Perhaps related to this, once I have split a string, I often want to create columns from the split. The docs say to do this:
df.with_columns(
[
pl.col("x")
.str.split_exact("_", 1)
.struct.rename_fields(["first_part", "second_part"])
.alias("fields"),
]
).unnest("fields")
But I really want to do this instead:
df.with_columns(
[
pl.col("x")
.str.split_exact("_", 1)
.struct.rename_fields(["first_part", "second_part"])
.unnest()
]
Would that make sense?
Or perhaps even a struct expression which combines renaming and unnesting?
df.with_columns(
[
pl.col("x")
.str.split_exact("_", 1)
.struct.unnest_to(["first_part", "second_part"])
]
Expression level unnest pl.Expr.unnest() has been requested a few times, but polars is not able to support it at the moment. I want the feature too, but it violates some very core design decisions that underpin all expressions.

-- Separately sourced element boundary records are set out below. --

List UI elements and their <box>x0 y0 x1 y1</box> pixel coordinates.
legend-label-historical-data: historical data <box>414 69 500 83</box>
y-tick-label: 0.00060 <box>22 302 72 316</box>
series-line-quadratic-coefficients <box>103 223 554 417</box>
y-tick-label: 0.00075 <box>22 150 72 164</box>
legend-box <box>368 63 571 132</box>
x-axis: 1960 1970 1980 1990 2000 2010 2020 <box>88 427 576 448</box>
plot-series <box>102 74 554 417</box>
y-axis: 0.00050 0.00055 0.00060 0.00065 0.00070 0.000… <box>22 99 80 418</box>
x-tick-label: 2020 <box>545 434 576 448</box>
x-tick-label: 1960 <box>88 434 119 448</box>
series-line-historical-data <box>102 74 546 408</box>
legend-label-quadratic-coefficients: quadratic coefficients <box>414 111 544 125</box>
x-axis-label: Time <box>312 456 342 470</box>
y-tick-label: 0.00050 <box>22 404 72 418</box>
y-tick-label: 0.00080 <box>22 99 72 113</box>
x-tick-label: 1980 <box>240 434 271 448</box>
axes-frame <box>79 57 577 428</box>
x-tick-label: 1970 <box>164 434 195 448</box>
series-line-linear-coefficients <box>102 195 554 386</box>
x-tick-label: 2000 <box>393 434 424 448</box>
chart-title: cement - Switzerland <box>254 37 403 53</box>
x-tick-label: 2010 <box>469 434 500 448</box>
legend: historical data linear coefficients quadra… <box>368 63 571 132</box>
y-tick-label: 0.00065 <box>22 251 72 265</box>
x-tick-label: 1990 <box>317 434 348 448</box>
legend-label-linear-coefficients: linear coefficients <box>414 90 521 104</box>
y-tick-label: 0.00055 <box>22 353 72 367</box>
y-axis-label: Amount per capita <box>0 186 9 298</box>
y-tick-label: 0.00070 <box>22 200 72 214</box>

@daviewales You can also create the columns directly without unnest:
fields = pl.col("x").str.split_exact("_", 1).struct
df.with_columns(
first_part = fields[0],
second_part = fields[1]
)
# shape: (4, 3)
# ┌──────┬────────────┬─────────────┐
# │ x ┆ first_part ┆ second_part │
# │ --- ┆ --- ┆ --- │
# │ str ┆ str ┆ str │
# ╞══════╪════════════╪═════════════╡
# │ a_1 ┆ a ┆ 1 │
# │ null ┆ null ┆ null │
# │ c ┆ c ┆ null │
# │ d_4 ┆ d ┆ 4 │
# └──────┴────────────┴─────────────┘
It's a bit awkward having to use a variable to avoid repeating the longer expression.